MF -- É por isso que as pessoas estão tão excitadas com a Internet. Porque ela, de facto, oferece essa «coisa tribal». Pequenos grupos, grandes grupos. Há quem prefira dizer -- em vez de Auto-estradas da Informação -- Super-Organismo da Informação (Information Superhighway vs Information Super-Organism). É como uma colónia de formigas que advém altamente inteligente: já não é apenas um certo número de formigas individuais, mas um super-sistema, uma enorme biomassa movendo-se com um pensamento próprio.

Cultura vs pc's

Mudando o rumo à conversa, as vossas revistas não falam de computadores...

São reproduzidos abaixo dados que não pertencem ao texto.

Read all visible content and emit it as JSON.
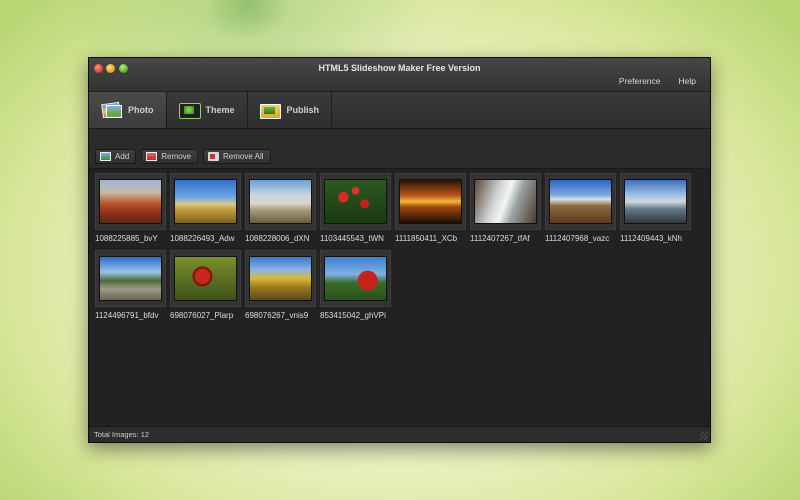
{
  "window": {
    "title": "HTML5 Slideshow Maker Free Version"
  },
  "menu": [
    {
      "label": "Preference"
    },
    {
      "label": "Help"
    }
  ],
  "toolbar": {
    "tabs": [
      {
        "label": "Photo",
        "icon": "photo-icon"
      },
      {
        "label": "Theme",
        "icon": "theme-icon"
      },
      {
        "label": "Publish",
        "icon": "publish-icon"
      }
    ]
  },
  "actions": {
    "add_label": "Add",
    "remove_label": "Remove",
    "remove_all_label": "Remove All"
  },
  "images": [
    {
      "caption": "1088225885_bvY"
    },
    {
      "caption": "1088226493_Adw"
    },
    {
      "caption": "1088228006_dXN"
    },
    {
      "caption": "1103445543_tWN"
    },
    {
      "caption": "1111850411_XCb"
    },
    {
      "caption": "1112407267_tfAf"
    },
    {
      "caption": "1112407968_vazc"
    },
    {
      "caption": "1112409443_kNh"
    },
    {
      "caption": "1124496791_bfdv"
    },
    {
      "caption": "698076027_Plarp"
    },
    {
      "caption": "698076267_vnis9"
    },
    {
      "caption": "853415042_ghVPi"
    }
  ],
  "status": {
    "text": "Total Images: 12"
  }
}
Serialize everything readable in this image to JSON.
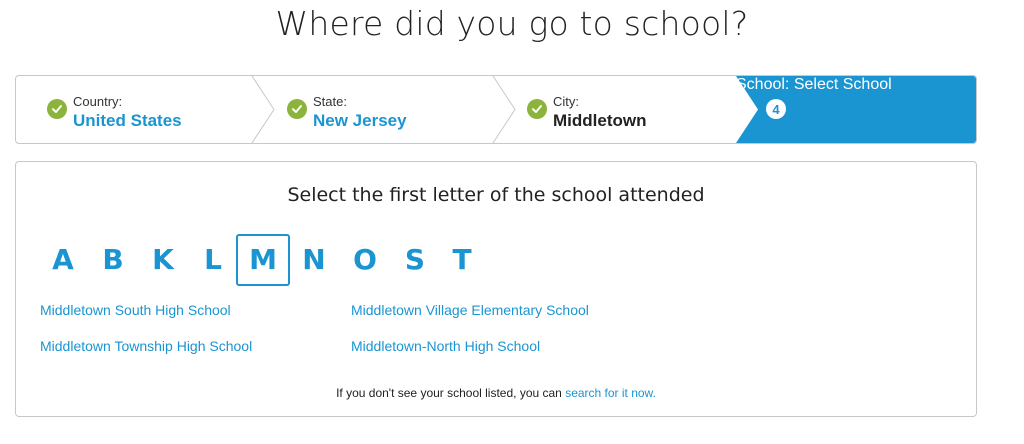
{
  "page": {
    "title": "Where did you go to school?"
  },
  "stepper": {
    "steps": [
      {
        "label": "Country:",
        "value": "United States"
      },
      {
        "label": "State:",
        "value": "New Jersey"
      },
      {
        "label": "City:",
        "value": "Middletown"
      },
      {
        "number": "4",
        "label": "School:",
        "value": "Select School"
      }
    ],
    "colors": {
      "accent": "#1a95d2",
      "check": "#8cb43c",
      "city_value": "#222222"
    }
  },
  "letter_picker": {
    "prompt": "Select the first letter of the school attended",
    "letters": [
      "A",
      "B",
      "K",
      "L",
      "M",
      "N",
      "O",
      "S",
      "T"
    ],
    "selected": "M"
  },
  "schools": [
    "Middletown South High School",
    "Middletown Township High School",
    "Middletown Village Elementary School",
    "Middletown-North High School"
  ],
  "footer": {
    "text": "If you don't see your school listed, you can ",
    "link": "search for it now."
  }
}
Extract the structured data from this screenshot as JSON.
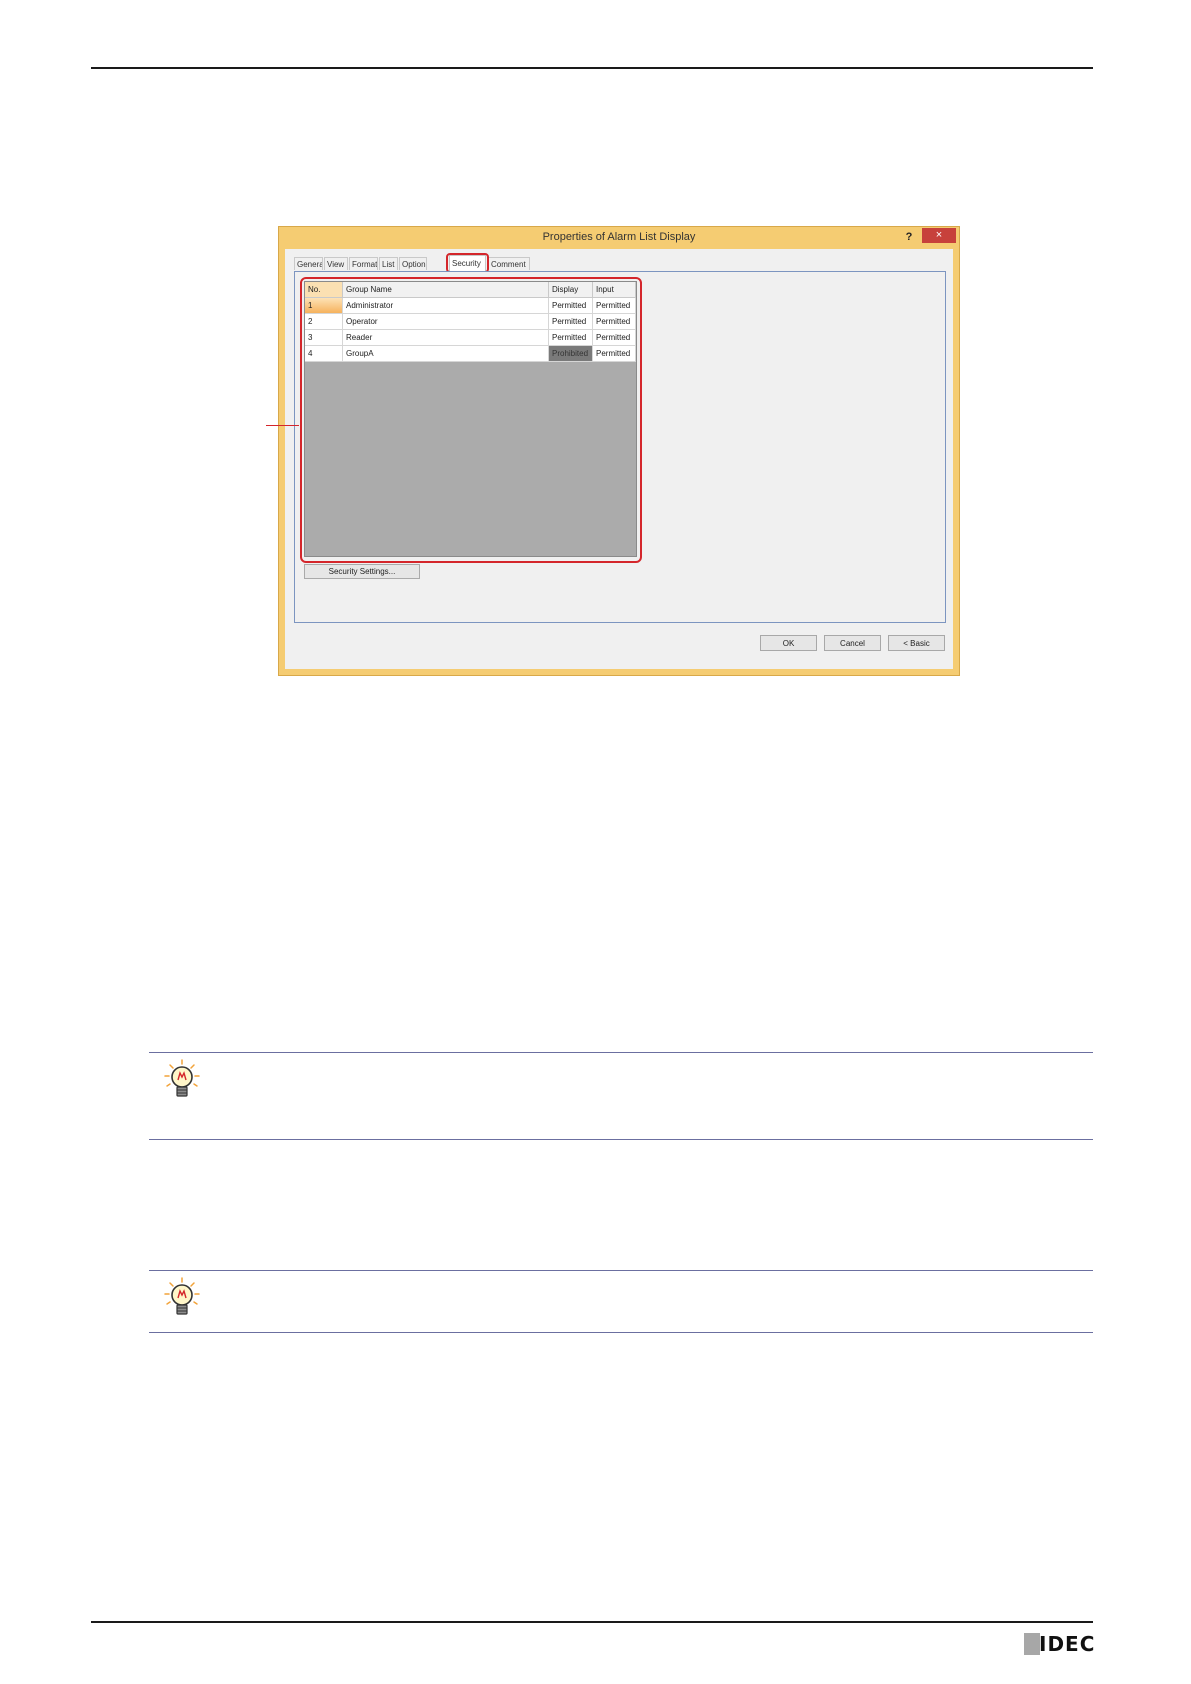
{
  "dialog": {
    "title": "Properties of Alarm List Display",
    "help_label": "?",
    "close_label": "×",
    "tabs": [
      {
        "label": "General"
      },
      {
        "label": "View"
      },
      {
        "label": "Format"
      },
      {
        "label": "List"
      },
      {
        "label": "Option"
      },
      {
        "label": "Security"
      },
      {
        "label": "Comment"
      }
    ],
    "active_tab": "Security",
    "grid": {
      "columns": [
        "No.",
        "Group Name",
        "Display",
        "Input"
      ],
      "rows": [
        {
          "no": "1",
          "name": "Administrator",
          "display": "Permitted",
          "input": "Permitted"
        },
        {
          "no": "2",
          "name": "Operator",
          "display": "Permitted",
          "input": "Permitted"
        },
        {
          "no": "3",
          "name": "Reader",
          "display": "Permitted",
          "input": "Permitted"
        },
        {
          "no": "4",
          "name": "GroupA",
          "display": "Prohibited",
          "input": "Permitted"
        }
      ]
    },
    "security_settings_label": "Security Settings...",
    "ok_label": "OK",
    "cancel_label": "Cancel",
    "basic_label": "< Basic"
  },
  "colors": {
    "frame": "#f5cc72",
    "highlight": "#d4262b",
    "close": "#c7413b",
    "tip_rule": "#6b6fa0"
  },
  "footer": {
    "logo_text": "IDEC"
  }
}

CS -- Nós falamos da cultura, o que naturalmente envolve a cultura digital: computadores, Realidade Virtual... Pensa num locutor de rádio que fala da própria Rádio em vez de a utilizar como um medium para falar da cultura que o envolve. Para mim, é essa cultura envolvente que interessa e não a própria tecnologia do medium. Sabes, quando a Rádio apareceu, começaram a publicar-se muitas revistas sobre o assunto. E falavam dos rádios, das ondas, e da tecnologia dos rádios. Agora já não. Claro que há muitas revistas sobre computadores , porque sempre que surge uma coisa nova toda a gente quer falar disso e perceber melhor a tecnologia que lhe está por detrás.

MF -- A «Rolling Stone» e muitas outras revistas de música apareceram durante os anos sessenta. Mas agora o que há são pop-stars digitais: os criadores, os programadores, eles são as celebridades.
Numa entrevista de Malcolm McLaren, há um ano atrás, ele confessou que não devia estar a produzir grupos de rock mas hackers, criadores de jogos e tipos assim. É por isso que as novas gerações se interessam, it's the coolest self-expression now.
Sem dúvida que há revistas sobre guitarras, mas a «Rolling Stone» não fala das guitarras mas das pessoas que as tocam. É isso que a «Boing-Boing» e a «Wired» fazem, falar das pessoas que tocam os computadores.

Uma das coisas que o Bill Gates e os outros gigantes da informática confessam sobre a Internet, é que ninguém conseguiu prever o que ia acontecer. Agora com eles em jogo, vão ser mais caro navegar na Internet?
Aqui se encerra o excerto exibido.